One of the biggest influences the spaghetti western had was reviving the careers of American actors who had lost their star power, or catapulting young actors into stardom and the spotlight. ‘Savage’ leans more toward the reviving department. Never a huge star but a reliable character actor, Basehart is a little miscast as Fallon, the deadly gunfighter with quite a reputation. He looks to be having some fun but doesn’t bring a ton of energy to the part. In his last starring role before turning to the director’s chair, Taylor is solid as Summers, an ex-Confederate officer who has vowed to never use a gun again. Nicols does what he does best, hamming it up as the sneering Danny Pose (quite an intimidating name, huh?).

Here’s the weird thing I’m trying to wrap my head around. This isn’t an especially good movie. In some parts, it’s downright dumb, even bad, but I was entertained. Partially, it’s the casting. No big names, just recognizable faces. It’s hard to describe though. ‘Savage’ plays out like a blueprint, a rough draft for what’s to come, especially its depiction of on-screen violence, and one particularly brutal wound for a main character. The spaghetti westerns especially took that to heart, wounding, crippling, maiming and torturing countless anti-heroes to come!

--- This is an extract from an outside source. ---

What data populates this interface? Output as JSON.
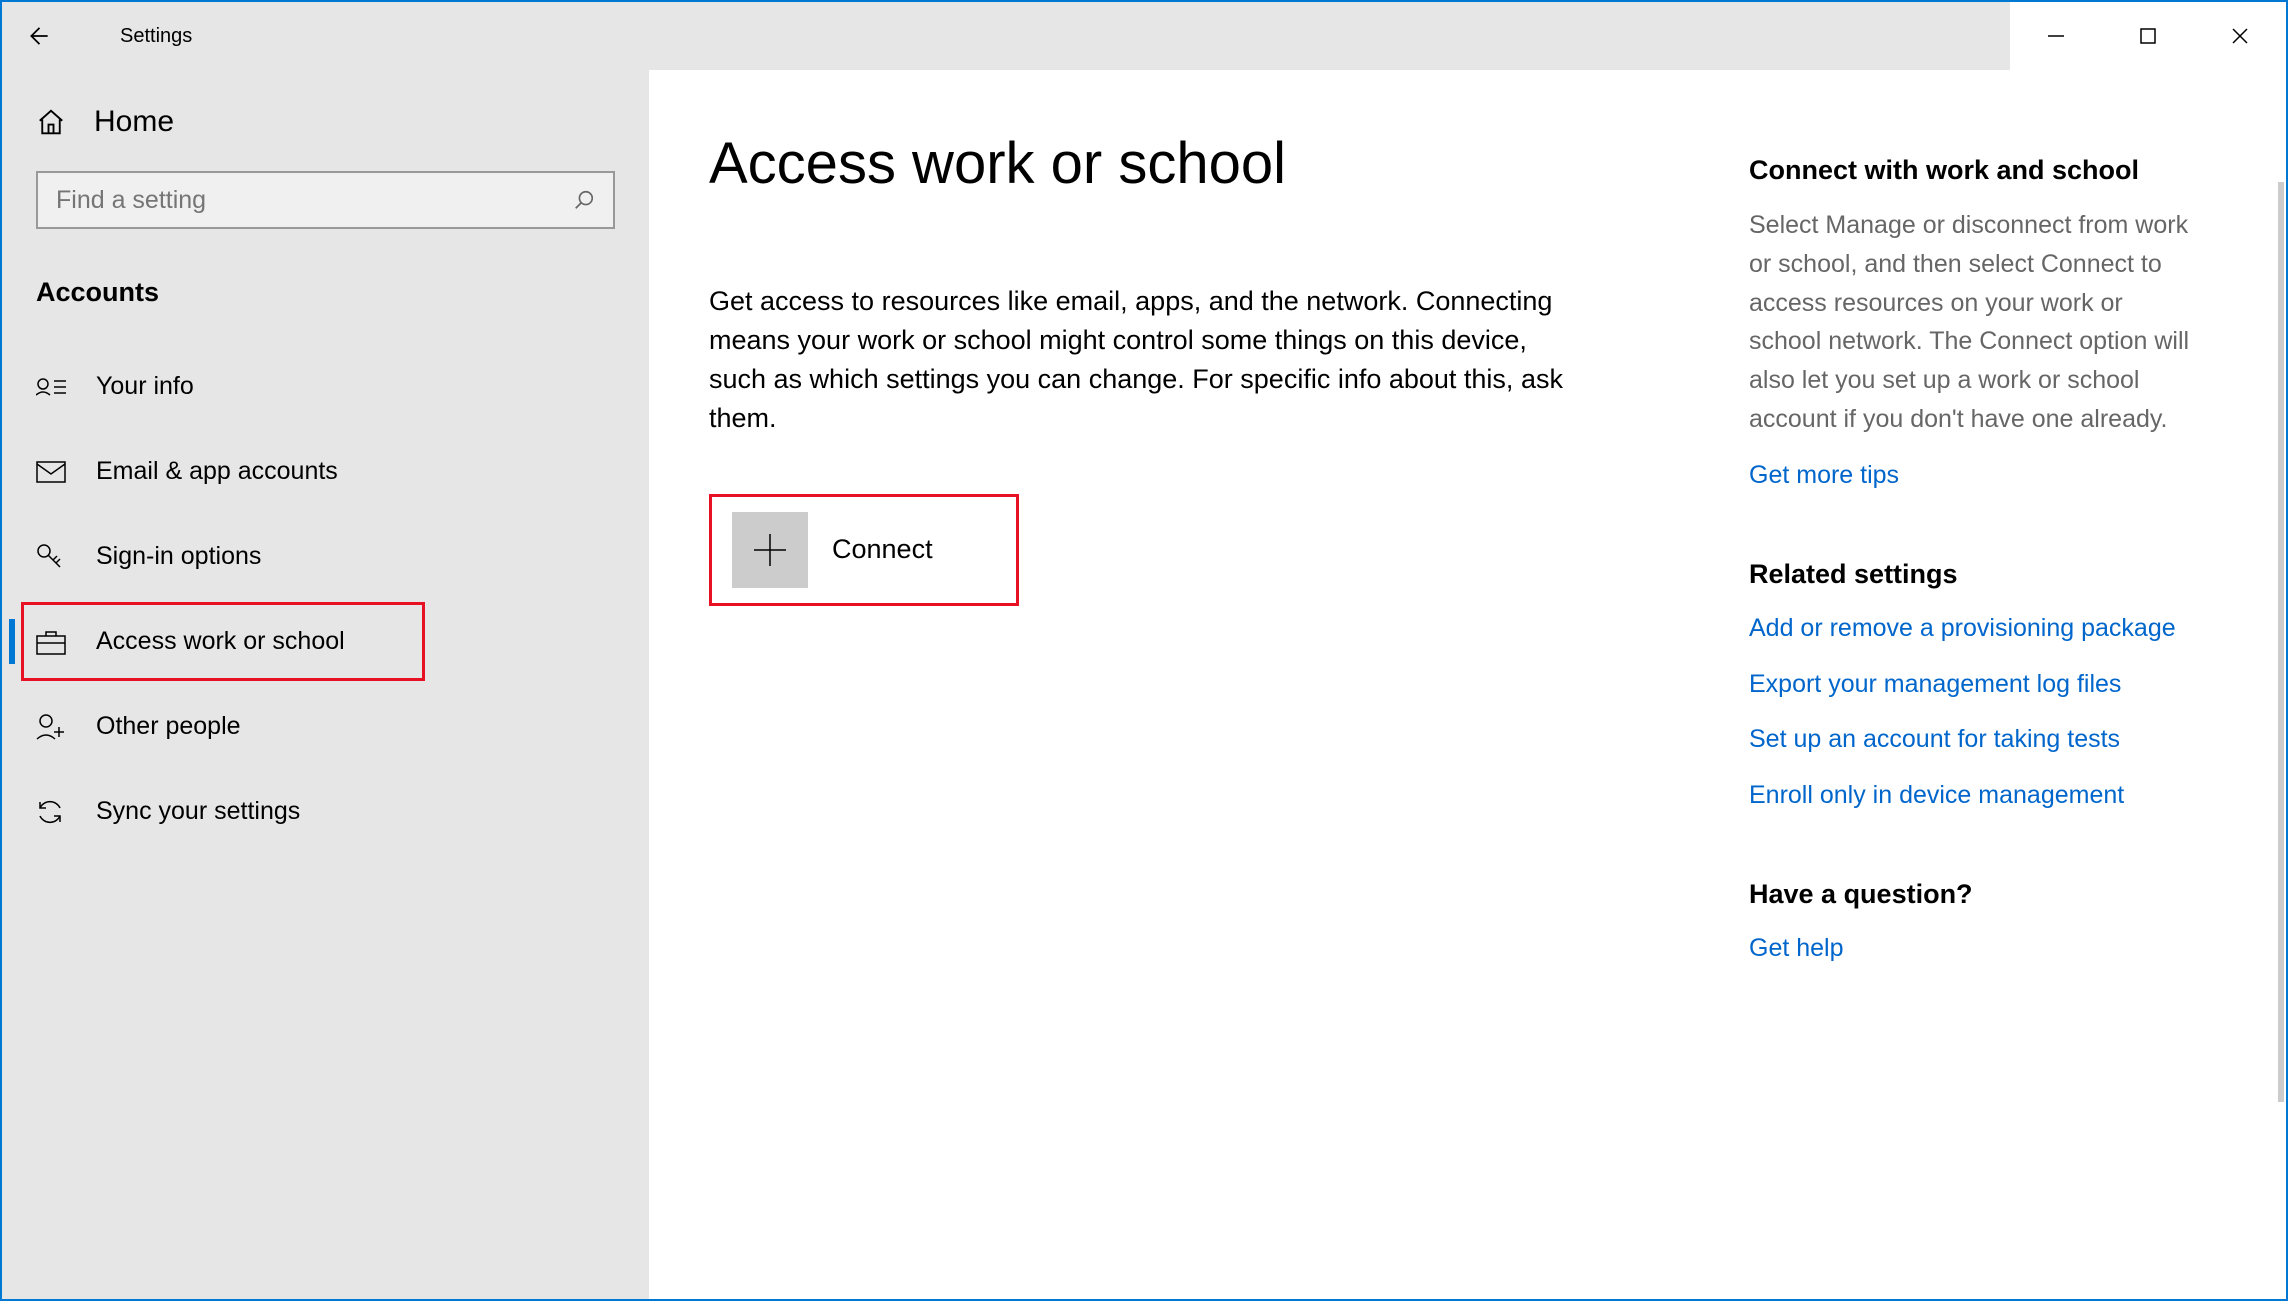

While American stars often filled out the lead roles, Spanish, Italian and actors from all over Europe played the supporting parts. Nieto is the villain, Ortega, who’s generally pretty weak and isn’t given much background. Paquita Rico plays Franchea, Sommers’ wife (not given much to do other than look worried). The lovely Maria Granada (listed incorrectly as Manolita Barroso on IMDB) plays Juana, the love interest for Fallon. The age difference between Barroso and Basehart sure makes those love scenes look…odd? Uncomfortable? Forced? Yeah, all of that. Spaghetti regular Fernando Rey is Don Hernan, an exiled rancher of sorts. Some other familiar faces pop up in supporting parts as bandits, farmers and soldiers.

All my criticisms aside, I genuinely liked this first spaghetti western, in spite of its flaws. The silent anti-hero, the over-the-top villain, the beautiful locations, the whistle-worthy musical scores, the mustachioed bandits, the brutal violence, it’s all there. It’s fun, and sometimes that’s all you need. Western fans should definitely get a kick out of this one. Keep an eye out for a re-airing on TCM, the print was gorgeous even if the audio was sketchy at times.